Congress passed another "patch" to extend the Alternative Minimum Tax and raise its limits for the 2011 tax year. The new exemption limits on the ATM, created to counter people who have multiple tax deductions and insure that everyone pays some taxes, are $48,450 (up from $47,450) for singles and $74,450 (up from $72,450) for married couples filing jointly. It is $37,225 (up from $36,225) for a married person filing separately.
A taxpayer usually is subject to the AMT if taxable income, plus any adjustments that apply, totals more than the AMT exemption amount.
The 2011 optional standard mileage rates, which are used to calculate deductible costs of operating a vehicle for business, charitable, medical or moving purposes, went up twice in 2011. The rate was 51 cents per mile for business miles from Jan. 1 through June 30, but rose to 55.5 cents for miles driven after June 30. In 2010 the rate was 50 cents a mile. The rate for medical or moving purposes was 19 cents per mile in 2011 -- up from 16.5 cents -- while the rate for driving in service of charities stayed at 14 cents a mile.
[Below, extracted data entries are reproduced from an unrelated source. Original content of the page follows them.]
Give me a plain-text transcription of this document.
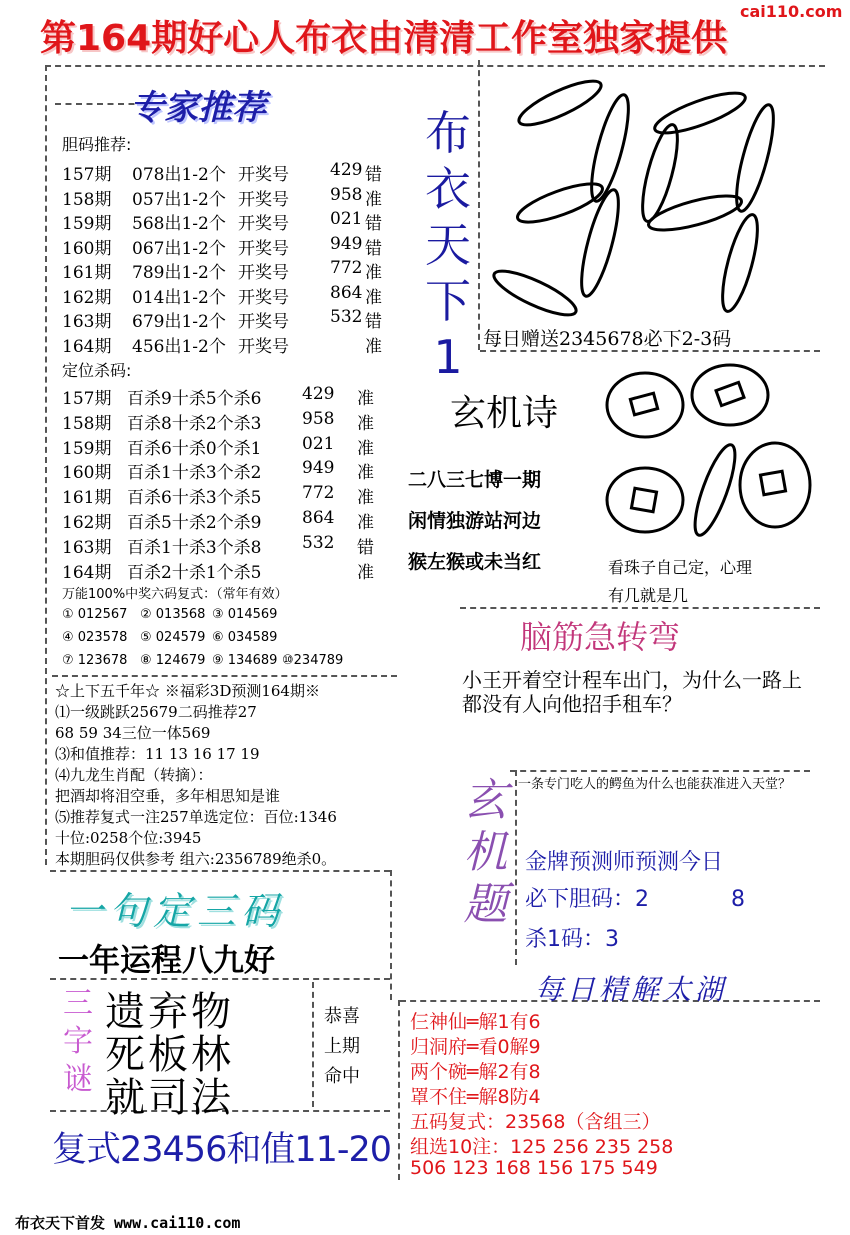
第164期好心人布衣由清清工作室独家提供
cai110.com
专家推荐
胆码推荐:
157期 078出1-2个 开奖号 429 错
158期 057出1-2个 开奖号 958 准
159期 568出1-2个 开奖号 021 错
160期 067出1-2个 开奖号 949 错
161期 789出1-2个 开奖号 772 准
162期 014出1-2个 开奖号 864 准
163期 679出1-2个 开奖号 532 错
164期 456出1-2个 开奖号	准
定位杀码:
157期 百杀9十杀5个杀6 429 准
158期 百杀8十杀2个杀3 958 准
159期 百杀6十杀0个杀1 021 准
160期 百杀1十杀3个杀2 949 准
161期 百杀6十杀3个杀5 772 准
162期 百杀5十杀2个杀9 864 准
163期 百杀1十杀3个杀8 532 错
164期 百杀2十杀1个杀5	准
布
衣
天
下
1
39
每日赠送2345678必下2-3码
玄机诗
二八三七博一期
闲情独游站河边
猴左猴或未当红	看珠子自己定，心理
有几就是几
万能100%中奖六码复式：（常年有效）
① 012567 ② 013568 ③ 014569
④ 023578 ⑤ 024579 ⑥ 034589
⑦ 123678 ⑧ 124679 ⑨ 134689 ⑩234789
脑筋急转弯
小王开着空计程车出门，为什么一路上都没有人向他招手租车？
☆上下五千年☆ ※福彩3D预测164期※
⑴一级跳跃25679二码推荐27
68 59 34三位一体569
⑶和值推荐：11 13 16 17 19
⑷九龙生肖配（转摘）：
把酒却将泪空垂，多年相思知是谁
⑸推荐复式一注257单选定位：百位:1346
十位:0258个位:3945
本期胆码仅供参考 组六:2356789绝杀0。
玄
机
题
一条专门吃人的鳄鱼为什么也能获准进入天堂？
金牌预测师预测今日
必下胆码：2	8
杀1码：3
一句定三码
一年运程八九好
三
字
谜
遗弃物
死板林
就司法
恭喜
上期
命中
复式23456和值11-20
每日精解太湖
仨神仙═解1有6
归洞府═看0解9
两个碗═解2有8
罩不住═解8防4
五码复式：23568（含组三）
组选10注：125 256 235 258
506 123 168 156 175 549
布衣天下首发 www.cai110.com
The First Time Home buyer credit has expired for the general population but it still exists for members of the armed forces or U.S. foreign services who contracted to buy a home before May 1, 2011, and who closed on the sale before July 1, 2011. Those members of the armed or foreign services who either are buying their first home, or who are long-time homeowners buying a replacement principal residence, can claim a home buyer credit of up to $6,500 (up to $3,250 for a married individual filing separately).
Lastly, the IRS created new form 8949 to change the way capital gains and losses are reported by tax filers.
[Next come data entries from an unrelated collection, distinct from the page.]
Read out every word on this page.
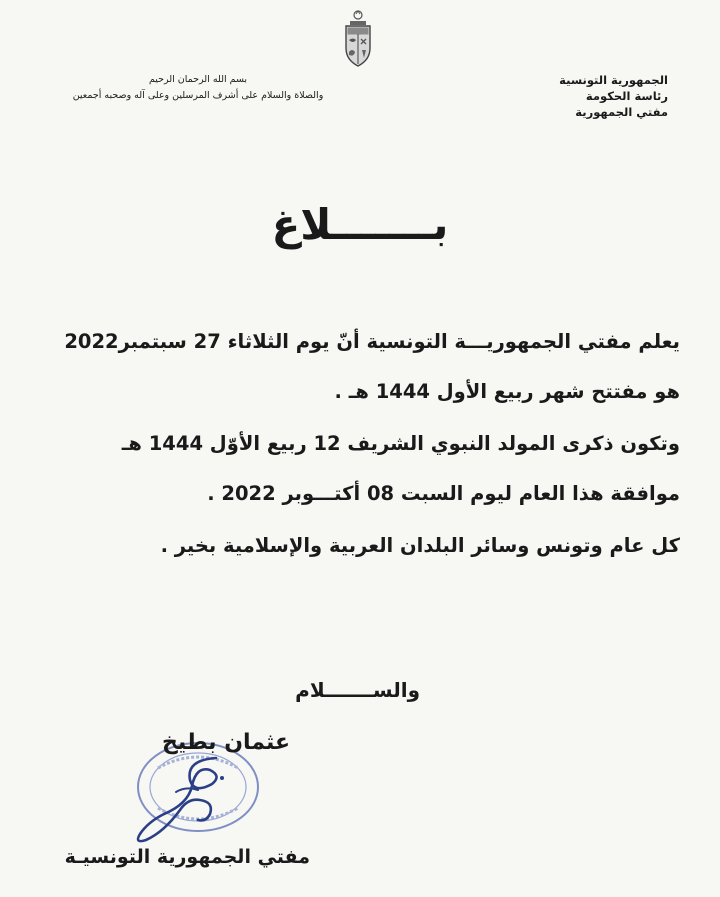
الجمهورية التونسية
رئاسة الحكومة
مفتي الجمهورية
بسم الله الرحمان الرحيم
والصلاة والسلام على أشرف المرسلين وعلى آله وصحبه أجمعين
بـــــــلاغ
يعلم مفتي الجمهوريـــة التونسية أنّ يوم الثلاثاء 27 سبتمبر2022
هو مفتتح شهر ربيع الأول 1444 هـ .
وتكون ذكرى المولد النبوي الشريف 12 ربيع الأوّل 1444 هـ
موافقة هذا العام ليوم السبت 08 أكتـــوبر 2022 .
كل عام وتونس وسائر البلدان العربية والإسلامية بخير .
والســـــــلام
عثمان بطيخ
مفتي الجمهورية التونسيـة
Brokers are now required to report the cost basis for stocks sold by their clients and bought in 2011. The reporting changes extended to include mutual funds and exchange-traded funds on Jan. 1 of this year. Before 2011, brokers only had to report the proceeds from stock sales.
The new reporting and form 8949 are both designed to stem falling tax revenues that have been dropping because of investors who underestimate their capital gains on their tax returns. The IRS will compare what the broker reports against what the tax filer claims.